Configuring Address Standardization

In the Address Standardization section, you can:

  • Choose whether golden records include original the source address values or enhanced source values that have been validated and standardized by the address data quality services.
  • Choose whether to standardize country and state values to their ISO 3166 country and state codes.

Using Enhanced Source Record Address Values in Golden Records

The Use Address Enrichment Results in Golden Records option allows you to choose whether to use the original source values or enhanced source values for address fields in your golden records. Enhanced source values have been cleaned, validated, and standardized by the address data quality services.

This option is enabled by default.

Standardizing Country and State Values to ISO 3166 Codes

If you have enabled using address enrichment results in golden records, you can also choose to whether to standardize country and state names to two-character ISO 3166 codes.

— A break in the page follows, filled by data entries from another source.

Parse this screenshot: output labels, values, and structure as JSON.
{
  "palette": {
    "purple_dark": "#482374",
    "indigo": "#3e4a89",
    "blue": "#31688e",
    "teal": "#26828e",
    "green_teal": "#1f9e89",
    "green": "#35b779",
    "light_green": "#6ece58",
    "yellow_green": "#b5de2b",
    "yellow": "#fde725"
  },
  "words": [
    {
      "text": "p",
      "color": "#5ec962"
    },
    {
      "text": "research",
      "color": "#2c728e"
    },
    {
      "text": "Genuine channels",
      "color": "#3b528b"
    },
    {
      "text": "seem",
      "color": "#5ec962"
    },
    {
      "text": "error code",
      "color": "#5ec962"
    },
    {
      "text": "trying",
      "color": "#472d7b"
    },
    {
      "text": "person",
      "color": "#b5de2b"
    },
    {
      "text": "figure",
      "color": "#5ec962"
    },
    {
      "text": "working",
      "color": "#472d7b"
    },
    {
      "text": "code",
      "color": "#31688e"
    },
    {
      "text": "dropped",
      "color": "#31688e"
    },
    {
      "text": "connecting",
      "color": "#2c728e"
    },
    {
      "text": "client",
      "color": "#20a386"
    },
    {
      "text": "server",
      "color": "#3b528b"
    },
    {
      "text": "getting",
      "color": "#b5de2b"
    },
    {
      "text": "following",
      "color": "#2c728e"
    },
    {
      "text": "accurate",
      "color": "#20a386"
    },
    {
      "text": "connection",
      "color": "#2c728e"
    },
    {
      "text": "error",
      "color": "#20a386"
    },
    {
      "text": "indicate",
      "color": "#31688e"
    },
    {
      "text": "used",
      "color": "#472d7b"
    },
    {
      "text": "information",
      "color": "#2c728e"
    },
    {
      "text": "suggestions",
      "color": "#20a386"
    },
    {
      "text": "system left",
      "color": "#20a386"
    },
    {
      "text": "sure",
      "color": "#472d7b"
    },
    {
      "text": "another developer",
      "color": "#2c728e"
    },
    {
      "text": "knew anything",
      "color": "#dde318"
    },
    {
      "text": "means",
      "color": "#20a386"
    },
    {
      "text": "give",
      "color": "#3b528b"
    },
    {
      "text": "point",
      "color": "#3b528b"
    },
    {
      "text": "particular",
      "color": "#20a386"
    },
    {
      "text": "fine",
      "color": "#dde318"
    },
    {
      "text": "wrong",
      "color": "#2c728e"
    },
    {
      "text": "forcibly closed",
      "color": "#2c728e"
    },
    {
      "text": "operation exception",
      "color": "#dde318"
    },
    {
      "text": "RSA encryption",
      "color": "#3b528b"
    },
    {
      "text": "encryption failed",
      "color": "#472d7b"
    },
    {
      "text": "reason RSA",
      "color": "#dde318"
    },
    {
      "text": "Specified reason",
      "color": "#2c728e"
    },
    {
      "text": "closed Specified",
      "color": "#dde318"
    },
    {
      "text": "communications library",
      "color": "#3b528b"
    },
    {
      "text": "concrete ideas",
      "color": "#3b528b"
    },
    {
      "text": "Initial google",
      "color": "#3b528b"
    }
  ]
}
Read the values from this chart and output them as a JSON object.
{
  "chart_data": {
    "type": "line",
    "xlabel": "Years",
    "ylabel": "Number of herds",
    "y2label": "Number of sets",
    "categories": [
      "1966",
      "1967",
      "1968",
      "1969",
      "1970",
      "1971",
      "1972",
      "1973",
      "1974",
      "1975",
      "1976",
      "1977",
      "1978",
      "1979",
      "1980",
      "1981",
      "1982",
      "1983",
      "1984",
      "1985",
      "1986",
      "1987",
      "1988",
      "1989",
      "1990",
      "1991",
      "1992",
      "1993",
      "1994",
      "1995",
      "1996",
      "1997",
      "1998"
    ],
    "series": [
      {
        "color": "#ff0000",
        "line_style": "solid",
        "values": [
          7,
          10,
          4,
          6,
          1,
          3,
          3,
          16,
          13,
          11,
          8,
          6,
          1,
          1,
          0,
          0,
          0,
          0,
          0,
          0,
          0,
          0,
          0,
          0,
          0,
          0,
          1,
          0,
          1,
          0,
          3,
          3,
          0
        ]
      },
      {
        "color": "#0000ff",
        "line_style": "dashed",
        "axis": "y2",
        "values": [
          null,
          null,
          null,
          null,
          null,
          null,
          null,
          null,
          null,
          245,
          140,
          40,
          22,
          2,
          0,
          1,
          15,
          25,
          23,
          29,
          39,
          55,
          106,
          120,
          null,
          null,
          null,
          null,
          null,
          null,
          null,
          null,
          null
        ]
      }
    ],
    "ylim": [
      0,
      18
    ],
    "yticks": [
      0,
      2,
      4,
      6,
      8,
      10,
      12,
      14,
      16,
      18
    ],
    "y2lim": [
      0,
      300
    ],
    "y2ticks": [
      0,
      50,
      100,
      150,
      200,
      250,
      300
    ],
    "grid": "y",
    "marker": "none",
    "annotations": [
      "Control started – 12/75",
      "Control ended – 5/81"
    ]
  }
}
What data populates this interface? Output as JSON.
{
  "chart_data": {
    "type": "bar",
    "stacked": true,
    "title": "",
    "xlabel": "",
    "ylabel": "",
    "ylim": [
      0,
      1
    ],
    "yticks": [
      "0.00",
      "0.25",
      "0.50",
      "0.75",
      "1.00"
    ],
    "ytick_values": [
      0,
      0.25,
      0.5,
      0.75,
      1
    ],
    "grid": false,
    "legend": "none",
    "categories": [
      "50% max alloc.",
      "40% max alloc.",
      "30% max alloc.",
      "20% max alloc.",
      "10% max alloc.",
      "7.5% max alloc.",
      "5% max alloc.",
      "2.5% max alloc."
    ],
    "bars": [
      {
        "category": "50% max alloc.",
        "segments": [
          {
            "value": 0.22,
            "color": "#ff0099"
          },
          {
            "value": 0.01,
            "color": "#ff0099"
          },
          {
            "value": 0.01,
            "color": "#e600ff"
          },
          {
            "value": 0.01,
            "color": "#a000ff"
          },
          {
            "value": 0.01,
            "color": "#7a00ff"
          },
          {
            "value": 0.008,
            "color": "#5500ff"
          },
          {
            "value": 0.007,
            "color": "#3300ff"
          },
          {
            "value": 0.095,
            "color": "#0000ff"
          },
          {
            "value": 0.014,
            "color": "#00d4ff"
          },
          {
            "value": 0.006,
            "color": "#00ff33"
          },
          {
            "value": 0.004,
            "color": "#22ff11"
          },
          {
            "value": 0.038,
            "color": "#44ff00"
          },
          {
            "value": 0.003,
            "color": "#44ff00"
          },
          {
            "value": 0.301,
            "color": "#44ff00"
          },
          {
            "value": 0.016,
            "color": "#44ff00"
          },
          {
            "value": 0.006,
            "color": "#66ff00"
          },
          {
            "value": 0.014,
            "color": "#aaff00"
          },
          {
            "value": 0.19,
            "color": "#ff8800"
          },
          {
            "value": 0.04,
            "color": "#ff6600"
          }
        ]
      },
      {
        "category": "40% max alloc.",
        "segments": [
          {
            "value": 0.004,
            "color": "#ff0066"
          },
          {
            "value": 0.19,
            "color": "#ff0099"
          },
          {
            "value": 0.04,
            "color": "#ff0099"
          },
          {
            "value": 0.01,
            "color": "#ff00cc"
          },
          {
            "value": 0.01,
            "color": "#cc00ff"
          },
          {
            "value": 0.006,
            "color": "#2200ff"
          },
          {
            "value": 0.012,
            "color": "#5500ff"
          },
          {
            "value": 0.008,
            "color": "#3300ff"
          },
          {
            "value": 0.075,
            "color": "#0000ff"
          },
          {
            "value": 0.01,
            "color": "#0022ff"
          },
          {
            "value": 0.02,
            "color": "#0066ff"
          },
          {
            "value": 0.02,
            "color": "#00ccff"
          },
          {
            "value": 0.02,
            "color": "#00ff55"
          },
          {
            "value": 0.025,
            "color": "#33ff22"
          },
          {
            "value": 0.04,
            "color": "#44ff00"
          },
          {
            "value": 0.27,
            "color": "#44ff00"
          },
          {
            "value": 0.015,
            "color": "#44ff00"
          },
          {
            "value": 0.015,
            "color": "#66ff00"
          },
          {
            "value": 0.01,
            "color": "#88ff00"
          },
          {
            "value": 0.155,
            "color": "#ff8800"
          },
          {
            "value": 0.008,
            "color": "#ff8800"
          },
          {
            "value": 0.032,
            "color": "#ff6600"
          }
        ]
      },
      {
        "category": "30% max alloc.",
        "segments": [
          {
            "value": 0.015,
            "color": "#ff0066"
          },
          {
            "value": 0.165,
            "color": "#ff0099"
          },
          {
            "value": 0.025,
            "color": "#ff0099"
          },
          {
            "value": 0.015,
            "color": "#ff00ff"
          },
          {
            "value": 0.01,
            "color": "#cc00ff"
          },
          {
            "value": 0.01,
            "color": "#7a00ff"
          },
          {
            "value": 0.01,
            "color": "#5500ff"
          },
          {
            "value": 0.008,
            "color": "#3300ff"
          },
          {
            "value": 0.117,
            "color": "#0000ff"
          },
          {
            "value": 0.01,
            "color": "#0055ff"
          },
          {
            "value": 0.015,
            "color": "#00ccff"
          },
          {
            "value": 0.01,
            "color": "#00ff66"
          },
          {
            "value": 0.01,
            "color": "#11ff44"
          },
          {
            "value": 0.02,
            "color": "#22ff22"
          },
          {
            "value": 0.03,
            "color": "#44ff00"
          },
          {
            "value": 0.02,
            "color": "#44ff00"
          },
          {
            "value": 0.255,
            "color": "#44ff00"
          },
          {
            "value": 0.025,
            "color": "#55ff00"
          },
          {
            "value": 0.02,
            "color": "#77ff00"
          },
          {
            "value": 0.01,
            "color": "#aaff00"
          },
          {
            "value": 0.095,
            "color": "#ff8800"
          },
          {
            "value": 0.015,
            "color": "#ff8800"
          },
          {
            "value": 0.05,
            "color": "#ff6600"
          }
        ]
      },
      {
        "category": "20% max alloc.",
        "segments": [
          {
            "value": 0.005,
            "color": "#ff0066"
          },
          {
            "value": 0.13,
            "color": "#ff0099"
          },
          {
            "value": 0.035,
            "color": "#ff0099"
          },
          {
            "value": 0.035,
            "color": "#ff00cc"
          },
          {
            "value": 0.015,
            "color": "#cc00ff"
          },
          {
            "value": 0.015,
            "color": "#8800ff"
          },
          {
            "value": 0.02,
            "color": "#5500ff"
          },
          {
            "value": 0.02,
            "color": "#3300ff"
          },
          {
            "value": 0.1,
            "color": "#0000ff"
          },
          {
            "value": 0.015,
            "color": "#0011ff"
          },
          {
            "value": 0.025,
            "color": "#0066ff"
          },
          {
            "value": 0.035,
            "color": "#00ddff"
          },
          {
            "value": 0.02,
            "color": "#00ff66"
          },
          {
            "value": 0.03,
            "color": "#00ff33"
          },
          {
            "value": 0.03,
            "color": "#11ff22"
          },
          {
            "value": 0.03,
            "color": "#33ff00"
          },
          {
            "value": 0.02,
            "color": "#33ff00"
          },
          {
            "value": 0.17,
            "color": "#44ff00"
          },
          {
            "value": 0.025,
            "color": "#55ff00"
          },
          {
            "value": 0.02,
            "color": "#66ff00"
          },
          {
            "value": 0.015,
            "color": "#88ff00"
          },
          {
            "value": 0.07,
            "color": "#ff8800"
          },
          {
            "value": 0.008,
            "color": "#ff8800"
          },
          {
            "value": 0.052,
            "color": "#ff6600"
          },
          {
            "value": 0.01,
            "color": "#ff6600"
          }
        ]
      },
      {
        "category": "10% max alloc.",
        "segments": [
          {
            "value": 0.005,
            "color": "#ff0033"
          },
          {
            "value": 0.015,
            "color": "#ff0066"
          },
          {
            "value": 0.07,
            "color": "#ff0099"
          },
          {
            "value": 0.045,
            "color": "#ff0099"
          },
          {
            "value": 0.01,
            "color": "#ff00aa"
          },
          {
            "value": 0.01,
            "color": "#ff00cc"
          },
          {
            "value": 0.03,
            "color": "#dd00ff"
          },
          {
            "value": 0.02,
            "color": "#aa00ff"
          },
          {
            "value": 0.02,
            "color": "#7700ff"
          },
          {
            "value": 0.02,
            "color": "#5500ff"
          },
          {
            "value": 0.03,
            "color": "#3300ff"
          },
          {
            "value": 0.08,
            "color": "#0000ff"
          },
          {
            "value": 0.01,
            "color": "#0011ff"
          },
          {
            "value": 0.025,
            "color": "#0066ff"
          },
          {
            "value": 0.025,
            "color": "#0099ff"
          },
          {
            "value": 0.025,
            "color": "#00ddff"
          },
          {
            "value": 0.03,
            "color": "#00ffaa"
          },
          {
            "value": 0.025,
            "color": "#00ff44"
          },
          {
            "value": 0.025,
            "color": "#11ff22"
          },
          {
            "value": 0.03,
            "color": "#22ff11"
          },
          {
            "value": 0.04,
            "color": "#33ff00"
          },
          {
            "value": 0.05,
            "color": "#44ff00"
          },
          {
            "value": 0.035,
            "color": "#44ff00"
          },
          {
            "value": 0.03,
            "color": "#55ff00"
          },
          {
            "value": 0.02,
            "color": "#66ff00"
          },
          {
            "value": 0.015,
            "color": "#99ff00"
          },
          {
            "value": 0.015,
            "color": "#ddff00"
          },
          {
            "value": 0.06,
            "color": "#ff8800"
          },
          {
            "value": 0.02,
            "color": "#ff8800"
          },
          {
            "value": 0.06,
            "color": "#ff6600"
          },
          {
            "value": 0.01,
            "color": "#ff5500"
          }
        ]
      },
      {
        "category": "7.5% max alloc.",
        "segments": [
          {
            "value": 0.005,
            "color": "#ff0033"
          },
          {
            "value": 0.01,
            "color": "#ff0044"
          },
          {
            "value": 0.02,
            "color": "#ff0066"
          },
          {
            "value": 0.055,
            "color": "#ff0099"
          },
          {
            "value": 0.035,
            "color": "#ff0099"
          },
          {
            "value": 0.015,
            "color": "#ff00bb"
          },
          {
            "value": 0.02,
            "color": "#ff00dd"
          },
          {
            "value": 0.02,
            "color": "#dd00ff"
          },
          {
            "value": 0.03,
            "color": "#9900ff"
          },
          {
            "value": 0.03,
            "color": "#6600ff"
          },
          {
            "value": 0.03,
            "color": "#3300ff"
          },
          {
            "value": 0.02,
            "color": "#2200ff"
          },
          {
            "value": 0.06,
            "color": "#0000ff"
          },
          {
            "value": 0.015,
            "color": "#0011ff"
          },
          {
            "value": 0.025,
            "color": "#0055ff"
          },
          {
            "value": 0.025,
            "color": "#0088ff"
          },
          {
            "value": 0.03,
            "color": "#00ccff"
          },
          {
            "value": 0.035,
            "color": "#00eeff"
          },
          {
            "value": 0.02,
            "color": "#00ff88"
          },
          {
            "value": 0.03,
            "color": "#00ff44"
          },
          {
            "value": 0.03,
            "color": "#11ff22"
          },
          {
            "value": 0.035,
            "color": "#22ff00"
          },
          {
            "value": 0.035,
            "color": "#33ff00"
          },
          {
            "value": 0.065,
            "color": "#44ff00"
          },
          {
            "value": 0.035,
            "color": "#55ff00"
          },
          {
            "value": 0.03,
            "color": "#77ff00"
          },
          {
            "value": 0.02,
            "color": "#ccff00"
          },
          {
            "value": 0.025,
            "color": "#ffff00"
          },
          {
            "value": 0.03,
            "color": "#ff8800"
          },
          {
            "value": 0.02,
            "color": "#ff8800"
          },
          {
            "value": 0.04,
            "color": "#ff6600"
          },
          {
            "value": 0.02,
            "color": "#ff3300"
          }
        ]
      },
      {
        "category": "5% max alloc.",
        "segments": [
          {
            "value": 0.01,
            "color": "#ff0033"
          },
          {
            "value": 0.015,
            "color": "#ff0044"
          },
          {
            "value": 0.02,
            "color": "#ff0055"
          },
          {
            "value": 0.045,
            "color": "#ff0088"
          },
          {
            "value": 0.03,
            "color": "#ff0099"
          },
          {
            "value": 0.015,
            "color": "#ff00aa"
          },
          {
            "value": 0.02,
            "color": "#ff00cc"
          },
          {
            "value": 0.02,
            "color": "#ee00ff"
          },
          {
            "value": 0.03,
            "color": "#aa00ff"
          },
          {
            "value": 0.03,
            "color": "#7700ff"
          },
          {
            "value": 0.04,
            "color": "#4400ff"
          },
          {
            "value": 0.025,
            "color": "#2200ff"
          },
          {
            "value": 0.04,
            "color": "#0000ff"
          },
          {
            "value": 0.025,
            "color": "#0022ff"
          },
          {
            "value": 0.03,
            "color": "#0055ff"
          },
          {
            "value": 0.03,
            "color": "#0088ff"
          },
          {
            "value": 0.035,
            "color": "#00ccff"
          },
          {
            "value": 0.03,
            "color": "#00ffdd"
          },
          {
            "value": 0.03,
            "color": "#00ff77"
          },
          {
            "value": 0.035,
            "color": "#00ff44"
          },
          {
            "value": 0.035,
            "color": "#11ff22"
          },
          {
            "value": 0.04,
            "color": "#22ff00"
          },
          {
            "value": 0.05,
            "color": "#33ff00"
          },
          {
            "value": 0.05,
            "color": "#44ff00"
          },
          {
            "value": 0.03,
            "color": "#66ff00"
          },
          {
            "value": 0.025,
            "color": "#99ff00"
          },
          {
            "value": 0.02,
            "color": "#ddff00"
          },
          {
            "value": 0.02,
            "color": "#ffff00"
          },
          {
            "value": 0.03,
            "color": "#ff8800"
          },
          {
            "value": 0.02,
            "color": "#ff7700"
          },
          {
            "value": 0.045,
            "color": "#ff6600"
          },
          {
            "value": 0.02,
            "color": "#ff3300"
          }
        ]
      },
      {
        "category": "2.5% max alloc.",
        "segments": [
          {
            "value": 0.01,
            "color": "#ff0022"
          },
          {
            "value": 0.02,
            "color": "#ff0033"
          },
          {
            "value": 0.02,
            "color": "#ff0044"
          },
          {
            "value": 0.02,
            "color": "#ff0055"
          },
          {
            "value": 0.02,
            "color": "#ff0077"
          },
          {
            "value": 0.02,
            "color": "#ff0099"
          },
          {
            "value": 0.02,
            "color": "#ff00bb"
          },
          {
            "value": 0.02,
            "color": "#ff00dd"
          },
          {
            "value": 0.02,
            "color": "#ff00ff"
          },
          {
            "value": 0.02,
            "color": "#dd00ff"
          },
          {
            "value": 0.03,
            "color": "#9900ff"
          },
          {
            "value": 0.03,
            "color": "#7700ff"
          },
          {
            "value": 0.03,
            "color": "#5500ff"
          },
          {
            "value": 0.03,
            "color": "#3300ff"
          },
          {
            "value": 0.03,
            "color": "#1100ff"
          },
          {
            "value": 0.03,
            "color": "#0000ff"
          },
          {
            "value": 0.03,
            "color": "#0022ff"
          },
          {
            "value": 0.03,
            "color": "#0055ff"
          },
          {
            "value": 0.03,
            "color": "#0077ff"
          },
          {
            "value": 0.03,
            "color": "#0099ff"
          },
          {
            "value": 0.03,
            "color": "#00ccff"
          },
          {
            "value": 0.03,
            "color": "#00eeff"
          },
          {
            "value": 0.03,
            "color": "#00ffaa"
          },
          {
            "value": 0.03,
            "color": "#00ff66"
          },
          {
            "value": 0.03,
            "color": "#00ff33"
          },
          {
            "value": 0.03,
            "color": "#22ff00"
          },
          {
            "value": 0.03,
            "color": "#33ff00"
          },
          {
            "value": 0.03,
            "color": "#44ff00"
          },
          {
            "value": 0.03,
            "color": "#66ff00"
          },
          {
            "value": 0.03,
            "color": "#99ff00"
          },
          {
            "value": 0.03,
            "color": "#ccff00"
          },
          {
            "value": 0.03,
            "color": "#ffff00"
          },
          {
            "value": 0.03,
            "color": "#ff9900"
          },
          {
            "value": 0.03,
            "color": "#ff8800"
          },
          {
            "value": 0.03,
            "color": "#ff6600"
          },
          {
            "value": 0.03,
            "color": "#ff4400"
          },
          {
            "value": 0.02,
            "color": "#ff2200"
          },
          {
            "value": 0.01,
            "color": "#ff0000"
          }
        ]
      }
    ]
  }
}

Country codes are available for all countries; state codes are available only for the United States and Canada. The country and state names must be spelled correctly in order to be standardized to the ISO 3166 code.

See the ISO 3166 reference for more details about these codes.

This option is enabled by default.

Running Your Data Product and Viewing Results

To run your data product and apply all enrichment, clustering, and record consolidation rules, scroll to the top of the page and in the top right corner, select Refresh Data. Below the Refresh Data button, you can see the last time your results were refreshed.

To view your results, go to the Entities page, or go to Insights to see key metrics.

Configuring Your Data Product for Tamr RealTime

If you are using the Tamr RealTime offering with this data product, see About Tamr RealTime for instructions on configuring the data product for real-time use cases.